Today on the episode 4 of the Network AF podcast, host Avi Freedman welcomes his longtime friend Elliot Noss. For 25 years, Elliot has been the CEO of Tucows, the internet services company with the second-largest domain registrar in the world.
Elliot is considered an outlier in the ISP industry, largely due to his transparency and for the stellar customer experiences he encourages through Tucows. On the podcast, he and Avi discuss:
Elliot says he’s always been a businessperson first and a geek second. At university, he would allow himself to take a “fun” course once per semester. One year that involved computer programming, where he says he spent a lot of time filling out punch cards with a pencil and putting them into a card reader.
While working in Toronto, he joined the ISP Infonautics, and he couldn’t believe they owned the TUCOWS domain name. That is, “The Ultimate Collection of Winsock Software,” something Elliot calls an “anachronistic acronym.” The company understood the importance of software downloads as a primary lead, and they bought the website from Scott Swedorski. However, they didn’t have anyone running it. When Elliot asked about it, building the business became his job. Eventually, Infonautics would rebrand as Tucows with Elliot as its figurehead.
Elliot has seen the entire computing and networking industry change during his 25 years at Tucows, including how people connect. Since the shareware days, the company has become expert providers in domain names, network solutions, fiber internet service, mobile virtual network operations and SaaS. This growth stems from its origins in inbound marketing and, as Elliot says, being smart enough to take people’s money when they wanted to advertise casinos and software. It was the best place in the world to advertise your shareware. Now Tucows has grown into a network of services, including Ting, Hover, OpenSRS, Enom, Epag and Ascio. Avi and Elliot discuss that growth in-depth.
Elliot says a foundation of Tucows’ growth and evolution is partly due to its emphasis on excellent customer support. Inspired by the customer-first ethos from dial-up ISPs back in the 90s, he adopted a stance to avoid what he calls the industry’s “dirty secret.” That is, half of support calls are billing-related.
To avoid that for Tucows, Elliot has always aimed to make the company’s services simple, reasonably priced and make billing as easy as possible. In turn, this significantly helps customers have a better experience, he says.
Since the second he interacted with it in the late 80s, Elliot has loved the digital world. In his words, he has “always felt like he owed a debt to the internet” for what it’s brought him.
As a result, he says he wants to fix some of the low-hanging fruit that makes the internet a dangerous place. He talks with Avi about some cybercrimes involving phishing, farming and spam, particularly being solvable at the DNS level.

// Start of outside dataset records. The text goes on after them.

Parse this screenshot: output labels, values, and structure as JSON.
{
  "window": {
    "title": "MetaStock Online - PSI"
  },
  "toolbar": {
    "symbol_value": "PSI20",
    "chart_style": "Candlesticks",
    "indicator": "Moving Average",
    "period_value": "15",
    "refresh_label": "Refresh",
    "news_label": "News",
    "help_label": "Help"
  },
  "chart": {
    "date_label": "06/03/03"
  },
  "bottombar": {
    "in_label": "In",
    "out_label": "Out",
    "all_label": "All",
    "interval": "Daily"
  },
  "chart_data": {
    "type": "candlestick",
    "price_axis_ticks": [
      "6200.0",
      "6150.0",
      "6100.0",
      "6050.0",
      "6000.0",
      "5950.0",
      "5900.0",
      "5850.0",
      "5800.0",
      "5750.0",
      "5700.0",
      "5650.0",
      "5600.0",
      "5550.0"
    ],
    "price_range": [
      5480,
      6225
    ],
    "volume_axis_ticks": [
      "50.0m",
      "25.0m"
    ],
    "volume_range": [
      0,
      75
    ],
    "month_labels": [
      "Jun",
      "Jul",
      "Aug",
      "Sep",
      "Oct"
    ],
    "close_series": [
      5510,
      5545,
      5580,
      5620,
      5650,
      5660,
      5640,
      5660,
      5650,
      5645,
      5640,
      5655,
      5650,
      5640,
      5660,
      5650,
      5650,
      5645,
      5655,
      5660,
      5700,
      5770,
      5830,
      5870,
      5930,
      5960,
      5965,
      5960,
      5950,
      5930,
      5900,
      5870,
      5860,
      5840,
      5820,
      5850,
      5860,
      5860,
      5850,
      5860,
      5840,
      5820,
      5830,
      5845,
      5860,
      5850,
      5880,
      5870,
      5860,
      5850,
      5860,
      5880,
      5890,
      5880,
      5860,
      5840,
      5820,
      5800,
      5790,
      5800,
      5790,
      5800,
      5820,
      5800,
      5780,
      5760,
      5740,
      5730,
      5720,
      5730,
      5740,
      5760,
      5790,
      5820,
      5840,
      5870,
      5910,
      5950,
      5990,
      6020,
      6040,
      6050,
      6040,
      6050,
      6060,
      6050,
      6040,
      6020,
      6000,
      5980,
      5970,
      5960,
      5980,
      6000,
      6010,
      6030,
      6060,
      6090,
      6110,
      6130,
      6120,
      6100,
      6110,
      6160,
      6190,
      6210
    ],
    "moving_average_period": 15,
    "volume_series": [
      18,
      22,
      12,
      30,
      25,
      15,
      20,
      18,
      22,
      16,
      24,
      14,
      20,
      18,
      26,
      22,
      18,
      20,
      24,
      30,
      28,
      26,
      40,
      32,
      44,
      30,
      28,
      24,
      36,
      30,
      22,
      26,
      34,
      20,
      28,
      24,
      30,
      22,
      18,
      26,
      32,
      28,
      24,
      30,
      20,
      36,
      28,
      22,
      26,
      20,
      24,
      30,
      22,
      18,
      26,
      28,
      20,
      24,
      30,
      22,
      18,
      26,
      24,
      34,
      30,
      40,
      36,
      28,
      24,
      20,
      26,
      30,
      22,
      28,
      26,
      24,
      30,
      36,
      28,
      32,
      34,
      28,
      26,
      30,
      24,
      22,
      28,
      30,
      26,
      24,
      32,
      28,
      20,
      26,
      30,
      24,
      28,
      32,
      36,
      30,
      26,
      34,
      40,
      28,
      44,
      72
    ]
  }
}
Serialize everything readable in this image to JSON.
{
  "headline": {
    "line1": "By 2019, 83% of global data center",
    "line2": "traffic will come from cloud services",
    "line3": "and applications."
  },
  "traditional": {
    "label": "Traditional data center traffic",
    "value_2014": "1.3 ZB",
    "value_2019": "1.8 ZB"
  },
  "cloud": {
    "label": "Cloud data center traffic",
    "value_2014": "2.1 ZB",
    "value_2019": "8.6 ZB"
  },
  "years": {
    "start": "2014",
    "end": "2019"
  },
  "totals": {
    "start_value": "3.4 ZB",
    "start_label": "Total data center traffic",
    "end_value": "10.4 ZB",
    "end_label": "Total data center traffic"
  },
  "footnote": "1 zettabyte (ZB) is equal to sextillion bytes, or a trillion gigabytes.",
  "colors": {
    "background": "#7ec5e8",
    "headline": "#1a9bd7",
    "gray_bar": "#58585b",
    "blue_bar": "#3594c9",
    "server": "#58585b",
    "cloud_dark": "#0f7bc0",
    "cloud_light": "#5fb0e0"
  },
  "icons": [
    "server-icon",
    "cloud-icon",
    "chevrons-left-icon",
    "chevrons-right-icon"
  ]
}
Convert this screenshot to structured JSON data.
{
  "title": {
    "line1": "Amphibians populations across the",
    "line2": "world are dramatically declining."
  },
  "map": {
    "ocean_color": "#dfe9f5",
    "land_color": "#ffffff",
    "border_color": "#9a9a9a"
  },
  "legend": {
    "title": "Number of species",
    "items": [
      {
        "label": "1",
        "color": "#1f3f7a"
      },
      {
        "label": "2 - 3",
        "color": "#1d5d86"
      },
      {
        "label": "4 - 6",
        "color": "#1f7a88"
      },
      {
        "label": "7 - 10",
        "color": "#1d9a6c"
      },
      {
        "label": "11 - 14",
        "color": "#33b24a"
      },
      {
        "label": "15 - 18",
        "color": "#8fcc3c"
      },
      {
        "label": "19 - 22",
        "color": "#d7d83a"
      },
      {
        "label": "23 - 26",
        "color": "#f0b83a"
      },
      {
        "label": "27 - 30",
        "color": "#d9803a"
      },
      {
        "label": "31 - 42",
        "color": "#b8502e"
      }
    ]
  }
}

By solving this, Elliot hopes it might inspire people to tackle bigger and broader problems. He states the only reason we haven’t yet begun to see these changes is because “big telecom and big media” have traditionally only seen the internet for its ability to deliver entertainment, and not its utility and infrastructure value.
Tucows has a ton of great employee reviews on Glassdoor that highlight the company’s impressive culture. Avi asks Elliot about it and what Tucows does to make people happy.
Elliot says culture is always in the little things: “It is the things you do when no one is looking, and it’s amazing that people complicate it beyond the golden rule. There are those for whom we will be the best work experience they will have in their life.”
Elliot says Tucows isn’t really for people who are only money driven, status-driven, or for those looking to be upwardly mobile in their titles changing all the time. At Tucows, people sometimes sit at the same job titles for eight or 10 years. The job responsibilities and scope increase every year, but the title stays the same.
He also always asks, “Do you love the internet?” It’s the kind of filter and prerequisite they’re looking for at Tucows. He adds that great people who are happy are necessary for great success.
Elliot’s career advice for his younger self includes two things he tells his children. The first being to “make sure you do what you love.” He says in today’s hyper-connected world, you’re competing with everyone, everywhere. “If you don’t love what you do, you won’t work hard. And if you don’t work hard, you won’t succeed. Full stop.”
The second offering of knowledge comes from a story his daughter hates about her first real job and not wanting people to dislike her. Elliot says, “This is really simple. If you make the people who you work with… if you make their jobs easier, they’re going to like you no matter how big of an expletive you are. If you make their jobs harder, they’re going to dislike you no matter how kind and sweet you are. Real simple.”